Résumé de l'article

Bernard Harcourt, Pénalité néolibérale: Exceptionnalisme, autonomie, et pluridisciplinarité dans le droit pénal
Aux Etats-Unis aujourd’hui, la sanction pénale représente l’extrémité, la limite, la frontière du marché libre. Ce dernier est caractérisé par une certaine rationalité économique qui produit un ordre spontané dans les affaires et les échanges dites « volontaires et compensés. » En revanche, c’est le droit pénal qui assure la liberté du marché. D’où la déclaration de Richard Posner que la « fonction » du droit pénal dans une société capitaliste est de prévenir ce qu’il appelle market bypassing – le détournement par la fraude ou la coercition du marché, défini comme le moyen le plus efficace pour les échanges commerciaux et sociaux. La sanction pénale joue le rôle d’exception en assurant que personne ne dévie des échanges volontaires. Le pénal ne joue pas un rôle au centre des relations du marché, mais à la limite ; le pénal n’est pas un lieu d’ordre naturel, mais au contraire de la légitime intervention coercitive et assez brutale de l’État.

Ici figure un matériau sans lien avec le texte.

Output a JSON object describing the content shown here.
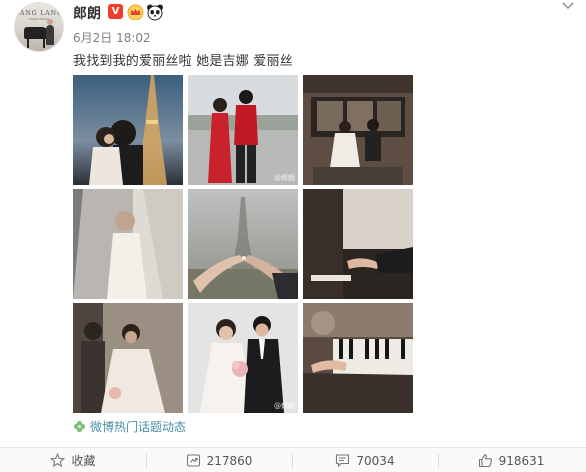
{
  "post": {
    "author": "郎朗",
    "verified_badge": "V",
    "timestamp": "6月2日 18:02",
    "text": "我找到我的爱丽丝啦 她是吉娜 爱丽丝",
    "topic_link": "微博热门话题动态",
    "photo_watermark": "@郎朗"
  },
  "avatar": {
    "brand": "LANG LANG",
    "subtext": "PIANO MUSIC"
  },
  "photos": [
    {
      "name": "photo-eiffel-night-couple"
    },
    {
      "name": "photo-red-qipao-couple"
    },
    {
      "name": "photo-paris-cafe-couple"
    },
    {
      "name": "photo-bride-veil"
    },
    {
      "name": "photo-hands-ring-eiffel"
    },
    {
      "name": "photo-piano-hands-window"
    },
    {
      "name": "photo-bride-groom-lace"
    },
    {
      "name": "photo-wedding-portrait"
    },
    {
      "name": "photo-piano-keys-hands"
    }
  ],
  "actions": {
    "favorite": {
      "label": "收藏",
      "icon": "star-icon"
    },
    "repost": {
      "count": "217860",
      "icon": "repost-icon"
    },
    "comment": {
      "count": "70034",
      "icon": "comment-icon"
    },
    "like": {
      "count": "918631",
      "icon": "thumbs-up-icon"
    }
  },
  "colors": {
    "link": "#4a90a4",
    "badge_red": "#f23c2c",
    "muted_text": "#808080"
  }
}
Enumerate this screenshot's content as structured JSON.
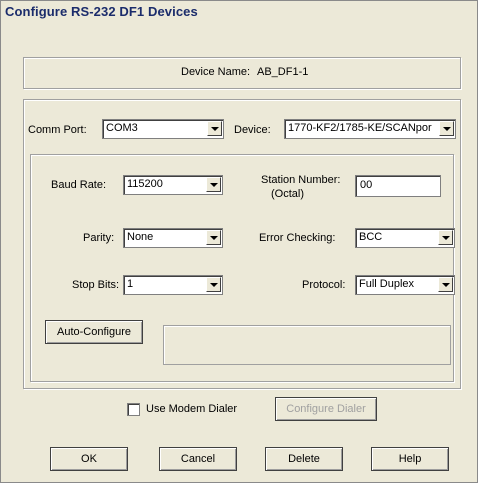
{
  "window": {
    "title": "Configure RS-232 DF1 Devices"
  },
  "device": {
    "name_label": "Device Name:",
    "name_value": "AB_DF1-1"
  },
  "comm_port": {
    "label": "Comm Port:",
    "value": "COM3"
  },
  "device_type": {
    "label": "Device:",
    "value": "1770-KF2/1785-KE/SCANpor"
  },
  "baud_rate": {
    "label": "Baud Rate:",
    "value": "115200"
  },
  "station_number": {
    "label_line1": "Station Number:",
    "label_line2": "(Octal)",
    "value": "00"
  },
  "parity": {
    "label": "Parity:",
    "value": "None"
  },
  "error_checking": {
    "label": "Error Checking:",
    "value": "BCC"
  },
  "stop_bits": {
    "label": "Stop Bits:",
    "value": "1"
  },
  "protocol": {
    "label": "Protocol:",
    "value": "Full Duplex"
  },
  "auto_configure": {
    "label": "Auto-Configure",
    "status": ""
  },
  "modem": {
    "checkbox_label": "Use Modem Dialer",
    "configure_label": "Configure Dialer"
  },
  "buttons": {
    "ok": "OK",
    "cancel": "Cancel",
    "delete": "Delete",
    "help": "Help"
  }
}
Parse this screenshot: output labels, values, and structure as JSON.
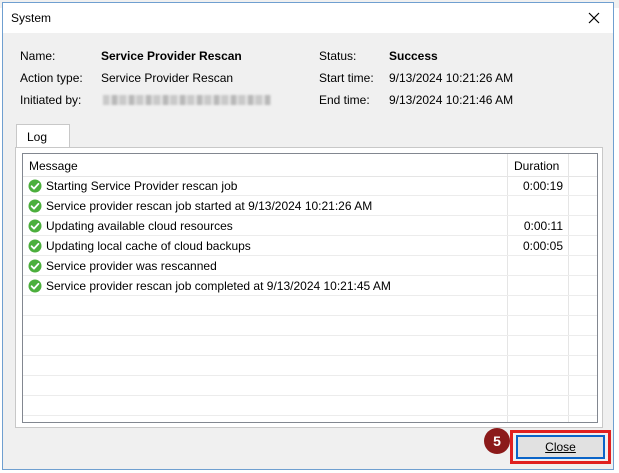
{
  "window": {
    "title": "System"
  },
  "info": {
    "name_label": "Name:",
    "name_value": "Service Provider Rescan",
    "action_label": "Action type:",
    "action_value": "Service Provider Rescan",
    "initiated_label": "Initiated by:",
    "status_label": "Status:",
    "status_value": "Success",
    "start_label": "Start time:",
    "start_value": "9/13/2024 10:21:26 AM",
    "end_label": "End time:",
    "end_value": "9/13/2024 10:21:46 AM"
  },
  "tabs": [
    {
      "label": "Log"
    }
  ],
  "log": {
    "columns": {
      "message": "Message",
      "duration": "Duration"
    },
    "rows": [
      {
        "message": "Starting Service Provider rescan job",
        "duration": "0:00:19",
        "icon": "success-check-icon"
      },
      {
        "message": "Service provider rescan job started at 9/13/2024 10:21:26 AM",
        "duration": "",
        "icon": "success-check-icon"
      },
      {
        "message": "Updating available cloud resources",
        "duration": "0:00:11",
        "icon": "success-check-icon"
      },
      {
        "message": "Updating local cache of cloud backups",
        "duration": "0:00:05",
        "icon": "success-check-icon"
      },
      {
        "message": "Service provider was rescanned",
        "duration": "",
        "icon": "success-check-icon"
      },
      {
        "message": "Service provider rescan job completed at 9/13/2024 10:21:45 AM",
        "duration": "",
        "icon": "success-check-icon"
      }
    ]
  },
  "annotation": {
    "step": "5"
  },
  "buttons": {
    "close_label": "Close"
  },
  "colors": {
    "success": "#4caf3c",
    "highlight": "#e02020",
    "badge": "#8b1a1a",
    "accent": "#0a64c8"
  }
}
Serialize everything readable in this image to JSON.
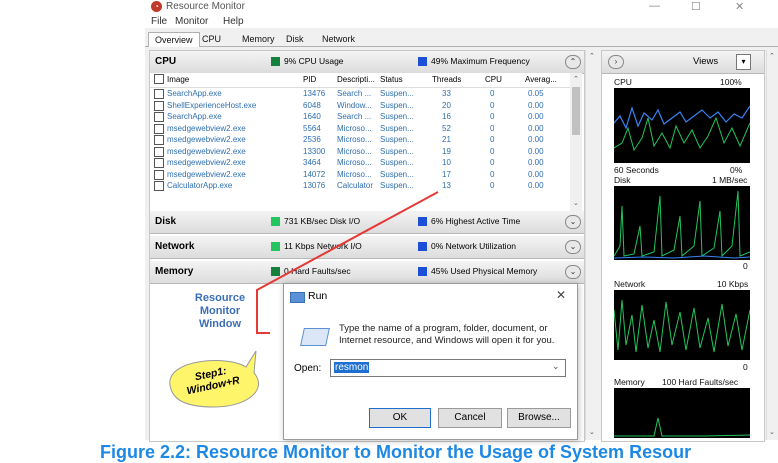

Il est possible de tracer la généalogie de ce discours néolibéral, en commençant par un contraste très aigu avec la pensée dominante à milieu du XVIIIe siècle en France et en Italie. La « police » du commerce et des marchés était assez intense et, à travers l’œuvre de Cesare Beccaria, devint le modèle même de l’intervention pénale : pénal et marché étaient imbriqués intégralement. Il n’y avait ni règle, ni exception, mais au contraire continuité entre marché et police, fluidité de réglementation. Comment le pénal est-il devenu le domaine de l’exception et à quel prix ? Cet article propose que la source de ce nouveau discours date des années 1760 et de la pensée physiocrate de François Quesnay et Le Mercier de la Rivière. A travers les concepts d’ordre naturel et de despotisme légal, les physiocrates ont transformé la manière de penser l’intervention gouvernementale, la déplaçant du centre des relations sociales et économiques à la frontière ou la limite du marché. En traçant cette généalogie, cet article vise a mieux comprendre la relation entre droit et exception – ou, ce que l’on pourrait aujourd’hui appeler, le droit pénal d’exception.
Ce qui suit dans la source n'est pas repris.